Por supuesto que el Gobierno de Pedro Sánchez debe renunciar a celebrar el Consejo de Ministros del próximo 21 de diciembre en Barcelona. Porque es precisamente ese ingrediente, el de la presencia del Gobierno español en la Llotja de Mar, en un día y a una hora concreta, protegido por unos pocos cientos de guardias civiles y policías nacionales con una misión imposible a cuestas –la de soplar la sopa de la violencia nacionalista al mismo tiempo que la sorbe–, el que le falta al nacionalismo para cocer su particular Big Bang de la Nueva República

Las piezas ya han sido colocadas sobre el tablero de juego. Los peones (los CDR y sus GAAR), las torres (los Mossos d'Esquadra), los alfiles (los políticos en prisión), los caballos (TV3 y el resto de medios privados catalanes a sueldo de la Generalidad), la reina (Quim Torra) y el rey (Carles Puigdemont). Es tan luminoso el neón que señala el peligro, tan evidente el sendero de migas que conduce a la ratonera, que sólo un necio alfa y su corte de necios beta se apresurarían a reunirse en Barcelona sin un mínimo control de los acontecimientos. A la espera, ya ven, de que la suerte haga el resto para que el muerto que con tanto ahínco busca el nacionalismo no haga su debut estelar ese día. 

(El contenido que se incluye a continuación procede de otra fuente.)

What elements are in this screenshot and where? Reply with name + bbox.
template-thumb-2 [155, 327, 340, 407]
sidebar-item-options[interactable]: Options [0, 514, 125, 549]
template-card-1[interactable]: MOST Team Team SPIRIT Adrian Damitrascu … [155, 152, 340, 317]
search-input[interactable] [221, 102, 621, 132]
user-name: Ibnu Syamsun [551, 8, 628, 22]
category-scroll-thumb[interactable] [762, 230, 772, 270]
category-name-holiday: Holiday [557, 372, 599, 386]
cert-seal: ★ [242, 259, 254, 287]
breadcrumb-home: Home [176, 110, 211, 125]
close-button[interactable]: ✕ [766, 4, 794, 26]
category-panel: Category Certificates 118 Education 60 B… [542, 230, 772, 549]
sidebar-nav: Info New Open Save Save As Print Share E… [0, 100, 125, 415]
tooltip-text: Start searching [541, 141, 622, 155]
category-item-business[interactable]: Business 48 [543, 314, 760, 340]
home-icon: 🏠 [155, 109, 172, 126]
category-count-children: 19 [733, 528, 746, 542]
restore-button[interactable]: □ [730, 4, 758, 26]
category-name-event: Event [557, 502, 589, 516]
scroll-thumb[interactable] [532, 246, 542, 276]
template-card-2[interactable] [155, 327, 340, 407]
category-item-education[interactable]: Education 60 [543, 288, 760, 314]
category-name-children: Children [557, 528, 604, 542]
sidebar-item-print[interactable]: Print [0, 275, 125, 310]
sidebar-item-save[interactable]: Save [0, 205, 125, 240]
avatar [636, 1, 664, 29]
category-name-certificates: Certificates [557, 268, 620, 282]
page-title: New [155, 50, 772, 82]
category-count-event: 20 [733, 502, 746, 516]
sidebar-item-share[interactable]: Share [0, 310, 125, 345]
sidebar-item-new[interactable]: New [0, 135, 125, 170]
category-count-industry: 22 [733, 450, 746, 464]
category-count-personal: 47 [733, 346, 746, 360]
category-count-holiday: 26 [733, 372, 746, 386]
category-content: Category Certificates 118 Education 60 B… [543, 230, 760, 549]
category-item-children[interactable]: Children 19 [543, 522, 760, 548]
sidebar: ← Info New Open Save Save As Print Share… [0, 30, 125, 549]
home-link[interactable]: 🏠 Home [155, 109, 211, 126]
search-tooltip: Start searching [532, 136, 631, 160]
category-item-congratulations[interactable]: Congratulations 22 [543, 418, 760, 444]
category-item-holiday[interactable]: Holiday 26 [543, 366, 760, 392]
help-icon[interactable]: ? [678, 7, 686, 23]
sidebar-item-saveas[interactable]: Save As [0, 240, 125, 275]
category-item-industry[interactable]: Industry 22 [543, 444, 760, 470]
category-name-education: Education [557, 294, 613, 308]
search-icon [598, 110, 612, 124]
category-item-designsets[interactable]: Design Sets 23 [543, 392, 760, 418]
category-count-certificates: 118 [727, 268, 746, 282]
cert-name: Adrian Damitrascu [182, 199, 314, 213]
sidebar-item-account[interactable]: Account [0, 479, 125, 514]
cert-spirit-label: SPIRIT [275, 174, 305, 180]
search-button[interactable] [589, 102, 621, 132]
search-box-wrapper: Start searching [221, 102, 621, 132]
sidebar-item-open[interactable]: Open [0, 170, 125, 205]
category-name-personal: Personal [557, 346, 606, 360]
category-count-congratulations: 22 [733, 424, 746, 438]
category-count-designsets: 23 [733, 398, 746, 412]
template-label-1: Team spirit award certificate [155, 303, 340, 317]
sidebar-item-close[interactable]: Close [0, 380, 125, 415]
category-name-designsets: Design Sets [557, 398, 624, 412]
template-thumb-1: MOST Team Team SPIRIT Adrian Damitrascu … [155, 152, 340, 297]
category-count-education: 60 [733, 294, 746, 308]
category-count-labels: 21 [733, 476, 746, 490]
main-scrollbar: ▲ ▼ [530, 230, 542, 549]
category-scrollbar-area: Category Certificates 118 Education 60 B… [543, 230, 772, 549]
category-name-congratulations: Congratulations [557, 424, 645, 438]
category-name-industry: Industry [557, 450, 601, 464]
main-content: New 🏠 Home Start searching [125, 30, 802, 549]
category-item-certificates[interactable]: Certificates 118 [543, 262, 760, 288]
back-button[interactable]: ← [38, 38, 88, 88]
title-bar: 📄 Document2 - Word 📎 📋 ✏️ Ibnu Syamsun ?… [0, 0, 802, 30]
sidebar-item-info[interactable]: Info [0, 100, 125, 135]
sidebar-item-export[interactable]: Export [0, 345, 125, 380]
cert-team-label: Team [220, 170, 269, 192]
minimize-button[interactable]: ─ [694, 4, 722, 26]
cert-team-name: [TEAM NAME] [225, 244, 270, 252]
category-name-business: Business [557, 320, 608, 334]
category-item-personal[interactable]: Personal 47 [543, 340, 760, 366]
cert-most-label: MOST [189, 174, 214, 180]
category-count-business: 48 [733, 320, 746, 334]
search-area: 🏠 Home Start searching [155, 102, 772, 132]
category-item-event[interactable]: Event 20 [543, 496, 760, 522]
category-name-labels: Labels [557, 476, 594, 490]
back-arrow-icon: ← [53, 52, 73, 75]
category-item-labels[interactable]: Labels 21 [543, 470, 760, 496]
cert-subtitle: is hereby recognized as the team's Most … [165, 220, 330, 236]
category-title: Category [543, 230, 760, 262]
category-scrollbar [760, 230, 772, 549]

El nacionalismo ya ha hecho su parte. Los Mossos d'Esquadra, cuya inacción será clave el día 21, han sido llevados al límite de la paciencia durante las últimas semanas. Primero se les dejó a los pies de los caballos frente a la violencia de los CDR. A las puertas del Parlamento, en Barcelona, en Tarrasa, en Gerona, en la AP-7, en los peajes. "Aguantad, no carguéis", les dijeron, convirtiéndolos en monos de feria destinados a la diversión de los CDR. Y ellos aguantaron insultos, escupitajos, hostias, vallazos, palos, harina, pintura de colores, mierda, piedras y polvo. Algunos lo hicieron por vicio. Es decir por la futura república. Otros, los demócratas, por cojones

Después se les amenazó con una purga. "No me temblará el pulso a la hora de echar a agentes de la BRIMO", dijo el pasado viernes el exportero de discoteca que controla hoy una fuerza de 17.000 hombres armados. 17.000 hombres a la espera de las armas de guerra que para ellos quiere la Generalidad y de cuya lealtad a la Constitución es legítimo dudar. Tan legítimo que, por dudar, duda hasta el Gobierno de Pedro Sánchez. Ese cuya especialidad consiste en creerse a dos carrillos todas las mentiras que brotan de los púlpitos y las prisiones del noreste español

Más leña. El miércoles, cientos de mossos se manifestaron en Barcelona, vestidos de negro, para pedir la devolución de las pagas extra de 2013 y 2014. Los mossos cortaron la Gran Vía –en Barcelona ya es más difícil encontrar a un vecino que no la haya bloqueado que dar con uno que lo haya hecho un par de docenas de veces– y la CUP, en una sicalíptica inversión del orden habitual de las cosas en Cataluña, protestó por la protesta.

Es esa Cataluña en la que los presos pasan revista a los funcionarios de prisiones, en la que los antisistema piden mano dura a la Policía contra la Policía y en la que el Gobierno regional se siente legitimado para exigir la derogación de la norma legal de la que ese mismo Gobierno regional extrae su legitimidad para exigir dicha derogación. Habrá que empezar a utilizar el término "comunidad bananera" para referirse a Cataluña. 

Como es obvio, la renuncia del Gobierno a celebrar el Consejo de Ministros del día 21 en Barcelona no puede quedar sin castigo para la Generalidad. Tampoco para unos Mossos d'Esquadra incapaces de garantizar, no ya la seguridad del presidente del Gobierno y sus ministros, sino la simple circulación en una sencilla carretera bloqueada por dos docenas escasas de adolescentes. La disolución de los Mossos d'Esquadra, tras un periodo de transición en el que su mando sería asumido por cargos de la Policía Nacional, es innegociable. La devolución al Estado de todas las competencias en materia de seguridad pública en Cataluña, también. 

Lo que no se puede hacer, en ningún caso, es lo que va a hacer el Gobierno de Pedro Sánchez. Presentarse en Barcelona, obligado por el auge de Vox, para escenificar una firmeza fofa que le pone en bandeja al nacionalismo la última pieza necesaria para su Frankenstein de la República. Menos Consejitos de Ministros inútiles en el centro neurálgico de la comunidad rebelde y más política de Estado. Menos selfie y más leña, en resumen.